Ontem tivemos os 2 jogos da semi da Copa do Brasil. No mesmo horário! Isso pode ser bom pra televisão, mas não me agrada. Penso que isso deprecia os jogos e impede que alguns espectadores possam assistir as duas partidas. “Felizmente” o apagão (no Morumbi) permitiu que fosse possível acompanhar boa parte dos dois confrontos.

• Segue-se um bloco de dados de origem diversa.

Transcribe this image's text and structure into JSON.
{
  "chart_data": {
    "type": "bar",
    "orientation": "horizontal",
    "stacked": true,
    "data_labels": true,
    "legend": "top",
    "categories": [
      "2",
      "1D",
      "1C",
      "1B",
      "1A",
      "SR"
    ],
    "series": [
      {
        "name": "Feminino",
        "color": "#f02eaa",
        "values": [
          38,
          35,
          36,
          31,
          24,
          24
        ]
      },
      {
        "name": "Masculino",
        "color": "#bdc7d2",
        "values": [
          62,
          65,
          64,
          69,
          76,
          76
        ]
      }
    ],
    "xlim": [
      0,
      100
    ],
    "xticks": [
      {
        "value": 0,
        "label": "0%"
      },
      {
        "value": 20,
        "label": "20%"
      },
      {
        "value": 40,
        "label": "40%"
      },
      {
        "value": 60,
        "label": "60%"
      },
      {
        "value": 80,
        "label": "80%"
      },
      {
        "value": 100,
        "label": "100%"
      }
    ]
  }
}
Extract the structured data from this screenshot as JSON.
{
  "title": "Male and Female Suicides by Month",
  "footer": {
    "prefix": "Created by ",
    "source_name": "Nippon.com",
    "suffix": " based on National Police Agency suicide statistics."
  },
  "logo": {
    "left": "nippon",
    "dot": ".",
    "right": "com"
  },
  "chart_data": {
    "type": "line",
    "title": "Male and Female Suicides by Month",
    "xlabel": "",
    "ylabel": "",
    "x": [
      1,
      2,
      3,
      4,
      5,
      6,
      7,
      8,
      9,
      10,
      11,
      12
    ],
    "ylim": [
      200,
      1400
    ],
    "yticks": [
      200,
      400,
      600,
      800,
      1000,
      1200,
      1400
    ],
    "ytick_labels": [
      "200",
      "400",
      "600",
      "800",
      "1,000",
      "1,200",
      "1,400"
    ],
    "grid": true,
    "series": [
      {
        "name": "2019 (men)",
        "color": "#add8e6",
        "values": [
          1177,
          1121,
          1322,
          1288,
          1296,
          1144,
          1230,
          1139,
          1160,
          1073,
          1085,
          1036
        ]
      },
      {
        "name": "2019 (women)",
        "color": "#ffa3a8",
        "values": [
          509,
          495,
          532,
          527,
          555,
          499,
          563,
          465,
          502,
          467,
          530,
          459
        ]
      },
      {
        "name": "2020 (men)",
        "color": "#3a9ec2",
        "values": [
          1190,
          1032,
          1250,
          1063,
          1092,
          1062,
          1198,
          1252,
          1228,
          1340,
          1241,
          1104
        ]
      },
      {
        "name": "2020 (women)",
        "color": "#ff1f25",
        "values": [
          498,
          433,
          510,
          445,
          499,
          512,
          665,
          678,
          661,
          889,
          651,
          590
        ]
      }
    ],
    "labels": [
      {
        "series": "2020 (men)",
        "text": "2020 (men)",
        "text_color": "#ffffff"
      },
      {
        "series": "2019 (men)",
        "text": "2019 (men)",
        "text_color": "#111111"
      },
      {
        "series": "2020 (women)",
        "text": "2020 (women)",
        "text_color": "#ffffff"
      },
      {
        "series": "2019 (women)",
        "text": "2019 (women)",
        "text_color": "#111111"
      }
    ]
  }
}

Não gostei nada do nível técnico do jogo no Maracanã. Foi muita correria, muitas faltas e muita ligação direta. Aliás, nem foi tanta ligação direta, era chutão mesmo. E já faz tempo que perdi a vontade de ver um futebol aéreo. Ainda mais quando, horas antes, eu havia assistido o jogo entre PSG e Real Madrid; que nem foi tão primoroso.

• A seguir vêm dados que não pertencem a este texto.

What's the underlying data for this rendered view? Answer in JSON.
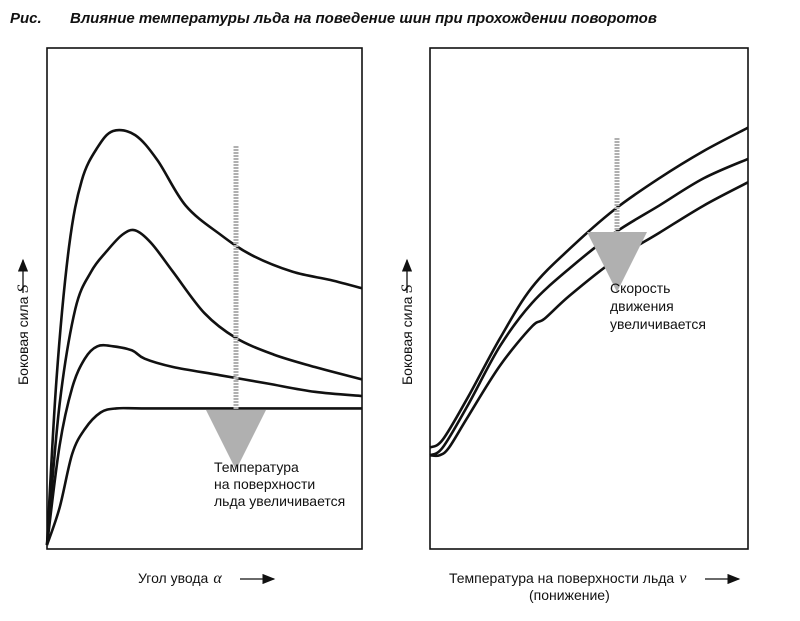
{
  "header": {
    "prefix": "Рис.",
    "title": "Влияние температуры льда на поведение шин при прохождении поворотов"
  },
  "chart_data": [
    {
      "type": "line",
      "xlabel": "Угол увода",
      "xlabel_symbol": "α",
      "ylabel": "Боковая сила",
      "ylabel_symbol": "S",
      "annotation": [
        "Температура",
        "на поверхности",
        "льда увеличивается"
      ],
      "arrow_color": "#b0b0b0",
      "line_color": "#111111",
      "grid": false,
      "xlim": [
        0,
        100
      ],
      "ylim": [
        0,
        100
      ],
      "series": [
        {
          "values": [
            [
              0,
              0
            ],
            [
              3,
              40
            ],
            [
              7,
              72
            ],
            [
              11,
              88
            ],
            [
              16,
              96
            ],
            [
              21,
              100
            ],
            [
              28,
              99
            ],
            [
              35,
              93
            ],
            [
              44,
              82
            ],
            [
              55,
              75
            ],
            [
              65,
              70
            ],
            [
              78,
              66
            ],
            [
              90,
              64
            ],
            [
              100,
              62
            ]
          ]
        },
        {
          "values": [
            [
              0,
              0
            ],
            [
              4,
              34
            ],
            [
              9,
              57
            ],
            [
              14,
              66
            ],
            [
              19,
              71
            ],
            [
              24,
              75
            ],
            [
              28,
              76
            ],
            [
              33,
              73
            ],
            [
              40,
              66
            ],
            [
              50,
              56
            ],
            [
              60,
              50
            ],
            [
              72,
              46
            ],
            [
              85,
              43
            ],
            [
              100,
              40
            ]
          ]
        },
        {
          "values": [
            [
              0,
              0
            ],
            [
              4,
              24
            ],
            [
              8,
              38
            ],
            [
              12,
              45
            ],
            [
              16,
              48
            ],
            [
              21,
              48
            ],
            [
              27,
              47
            ],
            [
              31,
              45
            ],
            [
              40,
              43
            ],
            [
              55,
              41
            ],
            [
              70,
              39
            ],
            [
              85,
              37
            ],
            [
              100,
              36
            ]
          ]
        },
        {
          "values": [
            [
              0,
              0
            ],
            [
              4,
              9
            ],
            [
              8,
              22
            ],
            [
              12,
              28
            ],
            [
              17,
              32
            ],
            [
              22,
              33
            ],
            [
              30,
              33
            ],
            [
              50,
              33
            ],
            [
              75,
              33
            ],
            [
              100,
              33
            ]
          ]
        }
      ]
    },
    {
      "type": "line",
      "xlabel": "Температура на поверхности льда",
      "xlabel_symbol": "ν",
      "xlabel_note": "(понижение)",
      "ylabel": "Боковая сила",
      "ylabel_symbol": "S",
      "annotation": [
        "Скорость",
        "движения",
        "увеличивается"
      ],
      "arrow_color": "#b0b0b0",
      "line_color": "#111111",
      "grid": false,
      "xlim": [
        0,
        100
      ],
      "ylim": [
        0,
        100
      ],
      "series": [
        {
          "values": [
            [
              0,
              25
            ],
            [
              4,
              27
            ],
            [
              12,
              38
            ],
            [
              22,
              53
            ],
            [
              32,
              66
            ],
            [
              44,
              76
            ],
            [
              58,
              86
            ],
            [
              72,
              94
            ],
            [
              86,
              101
            ],
            [
              100,
              107
            ]
          ]
        },
        {
          "values": [
            [
              0,
              23
            ],
            [
              4,
              25
            ],
            [
              12,
              36
            ],
            [
              22,
              51
            ],
            [
              32,
              62
            ],
            [
              44,
              71
            ],
            [
              58,
              80
            ],
            [
              72,
              87
            ],
            [
              86,
              94
            ],
            [
              100,
              99
            ]
          ]
        },
        {
          "values": [
            [
              0,
              23
            ],
            [
              3,
              23
            ],
            [
              6,
              25
            ],
            [
              12,
              33
            ],
            [
              22,
              46
            ],
            [
              32,
              56
            ],
            [
              36,
              58
            ],
            [
              44,
              64
            ],
            [
              58,
              73
            ],
            [
              72,
              80
            ],
            [
              86,
              87
            ],
            [
              100,
              93
            ]
          ]
        }
      ]
    }
  ]
}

O Fluminense conseguiu abrir uma vantagem interessante. Mas, talvez pela contusão do Fred, permitiu que o Palmeiras diminuísse a vantagem. Ainda que o pênalti no Zé Roberto seja bem discutível. Mas depois a arbitragem compensou, anulando um gol legítimo do volante Amaral. Acabou elas por elas.

O fato é que o Fluminense poderia ter resolvido a disputa. Mas faltou coragem e competência. No 2º tempo o Palmeiras poderia ter empatado. Mas faltou coragem e competência. Acabamos com um 2×1 que agradou ambos os times. E eu acredito que o Palmeiras pode reverter o placar no jogo de volta.

* * * * *
2_santos-spfc_38
O jogo do Morumbi foi bem como eu imaginava. Mas a chuva acabou atrapalhando, e muito, o 2º tempo. Eu acreditava que o ataque santista levaria vantagem sobre a zaga tricolor. Pra quem já viu o São Paulo com Oscar, Dario, Válber, Lugano e outros, essa atual zaga é pra chorar. Pra chorar e pra sofrer. Então não me surpreendi com os 3 gols do Peixe. Mas eu pensava que o ataque do SPFC poderia ser mais efetivo; até pra compensar a defesa.

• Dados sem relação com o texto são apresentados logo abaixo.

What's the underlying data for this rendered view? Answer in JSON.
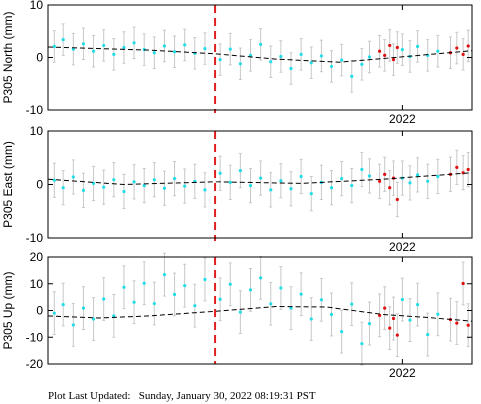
{
  "footer": {
    "label": "Plot Last Updated:",
    "value": "Sunday, January 30, 2022 08:19:31 PST"
  },
  "colors": {
    "main_points": "#22dde8",
    "recent_points": "#e01010",
    "error_bars": "#c8c8c8",
    "trend_line": "#000000",
    "event_line": "#e0201e",
    "axes": "#000000"
  },
  "chart_data": [
    {
      "type": "scatter",
      "ylabel": "P305 North (mm)",
      "ylim": [
        -10,
        10
      ],
      "yticks": [
        -10,
        0,
        10
      ],
      "xlim": [
        2019.2,
        2022.55
      ],
      "xticks": [
        {
          "value": 2022.0,
          "label": "2022"
        }
      ],
      "event_line_x": 2020.52,
      "error_bar_halfwidth": 3,
      "trend": [
        [
          2019.2,
          2.0
        ],
        [
          2020.0,
          1.4
        ],
        [
          2020.52,
          0.7
        ],
        [
          2021.0,
          -0.3
        ],
        [
          2021.5,
          -0.9
        ],
        [
          2021.85,
          -0.2
        ],
        [
          2022.55,
          1.3
        ]
      ],
      "series": [
        {
          "role": "main",
          "points": [
            [
              2019.25,
              2.1
            ],
            [
              2019.32,
              3.4
            ],
            [
              2019.4,
              1.6
            ],
            [
              2019.48,
              2.6
            ],
            [
              2019.56,
              1.2
            ],
            [
              2019.64,
              2.3
            ],
            [
              2019.72,
              0.6
            ],
            [
              2019.8,
              1.9
            ],
            [
              2019.88,
              2.8
            ],
            [
              2019.96,
              1.5
            ],
            [
              2020.04,
              0.9
            ],
            [
              2020.12,
              2.2
            ],
            [
              2020.2,
              1.1
            ],
            [
              2020.28,
              2.4
            ],
            [
              2020.36,
              0.8
            ],
            [
              2020.44,
              1.7
            ],
            [
              2020.56,
              -0.4
            ],
            [
              2020.64,
              1.6
            ],
            [
              2020.72,
              -1.2
            ],
            [
              2020.8,
              0.4
            ],
            [
              2020.88,
              2.5
            ],
            [
              2020.96,
              -0.8
            ],
            [
              2021.04,
              0.2
            ],
            [
              2021.12,
              -2.1
            ],
            [
              2021.2,
              0.6
            ],
            [
              2021.28,
              -1.0
            ],
            [
              2021.36,
              0.3
            ],
            [
              2021.44,
              -1.7
            ],
            [
              2021.52,
              -0.5
            ],
            [
              2021.6,
              -3.6
            ],
            [
              2021.68,
              -1.3
            ],
            [
              2021.74,
              0.1
            ],
            [
              2022.0,
              1.5
            ],
            [
              2022.06,
              0.2
            ],
            [
              2022.12,
              2.1
            ],
            [
              2022.2,
              0.4
            ],
            [
              2022.28,
              1.2
            ]
          ]
        },
        {
          "role": "recent",
          "points": [
            [
              2021.82,
              1.2
            ],
            [
              2021.86,
              0.4
            ],
            [
              2021.9,
              2.3
            ],
            [
              2021.93,
              -0.4
            ],
            [
              2021.96,
              1.9
            ],
            [
              2022.38,
              0.9
            ],
            [
              2022.43,
              1.8
            ],
            [
              2022.48,
              0.6
            ],
            [
              2022.52,
              2.2
            ]
          ]
        }
      ]
    },
    {
      "type": "scatter",
      "ylabel": "P305 East (mm)",
      "ylim": [
        -10,
        10
      ],
      "yticks": [
        -10,
        0,
        10
      ],
      "xlim": [
        2019.2,
        2022.55
      ],
      "xticks": [
        {
          "value": 2022.0,
          "label": "2022"
        }
      ],
      "event_line_x": 2020.52,
      "error_bar_halfwidth": 3.2,
      "trend": [
        [
          2019.2,
          1.0
        ],
        [
          2019.8,
          0.0
        ],
        [
          2020.52,
          0.5
        ],
        [
          2021.2,
          0.2
        ],
        [
          2021.85,
          1.0
        ],
        [
          2022.55,
          2.2
        ]
      ],
      "series": [
        {
          "role": "main",
          "points": [
            [
              2019.25,
              0.8
            ],
            [
              2019.32,
              -0.6
            ],
            [
              2019.4,
              1.4
            ],
            [
              2019.48,
              -1.1
            ],
            [
              2019.56,
              0.2
            ],
            [
              2019.64,
              -0.5
            ],
            [
              2019.72,
              0.9
            ],
            [
              2019.8,
              -1.3
            ],
            [
              2019.88,
              0.5
            ],
            [
              2019.96,
              -0.2
            ],
            [
              2020.04,
              0.9
            ],
            [
              2020.12,
              -0.7
            ],
            [
              2020.2,
              1.1
            ],
            [
              2020.28,
              -0.3
            ],
            [
              2020.36,
              0.6
            ],
            [
              2020.44,
              -1.0
            ],
            [
              2020.56,
              2.1
            ],
            [
              2020.64,
              0.4
            ],
            [
              2020.72,
              2.6
            ],
            [
              2020.8,
              -0.2
            ],
            [
              2020.88,
              1.2
            ],
            [
              2020.96,
              -1.0
            ],
            [
              2021.04,
              0.7
            ],
            [
              2021.12,
              -0.8
            ],
            [
              2021.2,
              1.5
            ],
            [
              2021.28,
              -1.7
            ],
            [
              2021.36,
              0.4
            ],
            [
              2021.44,
              -0.6
            ],
            [
              2021.52,
              1.1
            ],
            [
              2021.6,
              -0.2
            ],
            [
              2021.68,
              2.8
            ],
            [
              2021.74,
              1.6
            ],
            [
              2022.0,
              1.2
            ],
            [
              2022.06,
              0.3
            ],
            [
              2022.12,
              1.8
            ],
            [
              2022.2,
              0.6
            ],
            [
              2022.28,
              1.5
            ]
          ]
        },
        {
          "role": "recent",
          "points": [
            [
              2021.82,
              0.6
            ],
            [
              2021.86,
              1.9
            ],
            [
              2021.9,
              -0.6
            ],
            [
              2021.93,
              1.2
            ],
            [
              2021.96,
              -2.8
            ],
            [
              2022.38,
              1.9
            ],
            [
              2022.43,
              3.2
            ],
            [
              2022.48,
              2.2
            ],
            [
              2022.52,
              2.8
            ]
          ]
        }
      ]
    },
    {
      "type": "scatter",
      "ylabel": "P305 Up (mm)",
      "ylim": [
        -20,
        20
      ],
      "yticks": [
        -20,
        -10,
        0,
        10,
        20
      ],
      "xlim": [
        2019.2,
        2022.55
      ],
      "xticks": [
        {
          "value": 2022.0,
          "label": "2022"
        }
      ],
      "event_line_x": 2020.52,
      "error_bar_halfwidth": 8,
      "trend": [
        [
          2019.2,
          -2.0
        ],
        [
          2019.6,
          -2.8
        ],
        [
          2020.0,
          -2.0
        ],
        [
          2020.52,
          -0.3
        ],
        [
          2021.0,
          1.5
        ],
        [
          2021.4,
          1.3
        ],
        [
          2021.85,
          -1.5
        ],
        [
          2022.2,
          -2.6
        ],
        [
          2022.55,
          -4.0
        ]
      ],
      "series": [
        {
          "role": "main",
          "points": [
            [
              2019.25,
              -1.0
            ],
            [
              2019.32,
              2.2
            ],
            [
              2019.4,
              -5.4
            ],
            [
              2019.48,
              0.9
            ],
            [
              2019.56,
              -3.2
            ],
            [
              2019.64,
              4.3
            ],
            [
              2019.72,
              -2.0
            ],
            [
              2019.8,
              8.7
            ],
            [
              2019.88,
              3.1
            ],
            [
              2019.96,
              10.2
            ],
            [
              2020.04,
              2.6
            ],
            [
              2020.12,
              13.4
            ],
            [
              2020.2,
              6.0
            ],
            [
              2020.28,
              9.3
            ],
            [
              2020.36,
              1.8
            ],
            [
              2020.44,
              11.6
            ],
            [
              2020.56,
              4.2
            ],
            [
              2020.64,
              9.8
            ],
            [
              2020.72,
              -0.6
            ],
            [
              2020.8,
              7.7
            ],
            [
              2020.88,
              12.2
            ],
            [
              2020.96,
              2.5
            ],
            [
              2021.04,
              8.4
            ],
            [
              2021.12,
              0.9
            ],
            [
              2021.2,
              6.1
            ],
            [
              2021.28,
              -3.2
            ],
            [
              2021.36,
              4.0
            ],
            [
              2021.44,
              -1.5
            ],
            [
              2021.52,
              -7.9
            ],
            [
              2021.6,
              2.4
            ],
            [
              2021.68,
              -12.4
            ],
            [
              2021.74,
              -4.9
            ],
            [
              2022.0,
              4.1
            ],
            [
              2022.06,
              -3.6
            ],
            [
              2022.12,
              2.2
            ],
            [
              2022.2,
              -9.0
            ],
            [
              2022.28,
              -1.4
            ]
          ]
        },
        {
          "role": "recent",
          "points": [
            [
              2021.82,
              -1.8
            ],
            [
              2021.86,
              0.9
            ],
            [
              2021.9,
              -6.6
            ],
            [
              2021.93,
              -3.0
            ],
            [
              2021.96,
              -9.2
            ],
            [
              2022.38,
              -3.4
            ],
            [
              2022.43,
              -4.7
            ],
            [
              2022.48,
              10.1
            ],
            [
              2022.52,
              -5.5
            ]
          ]
        }
      ]
    }
  ]
}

Mas o São Paulo atacou bem errado, muito centralizado e praticamente só levantando bolas da intermediária. Numa bola o Pato fez um belo gol, em outra o Fabiano estava impedido e em outras duas jogadas o Ganso e o Kardec perderam a chance. Alguns podem dizer que o estado do gramado (após a tempestade) foi o responsável pelo chuveirinho do Tricolor, mas eu não estou convencido disso. Penso que foi a opção da falta de opção. E é uma coisa que eu não gosto de ver.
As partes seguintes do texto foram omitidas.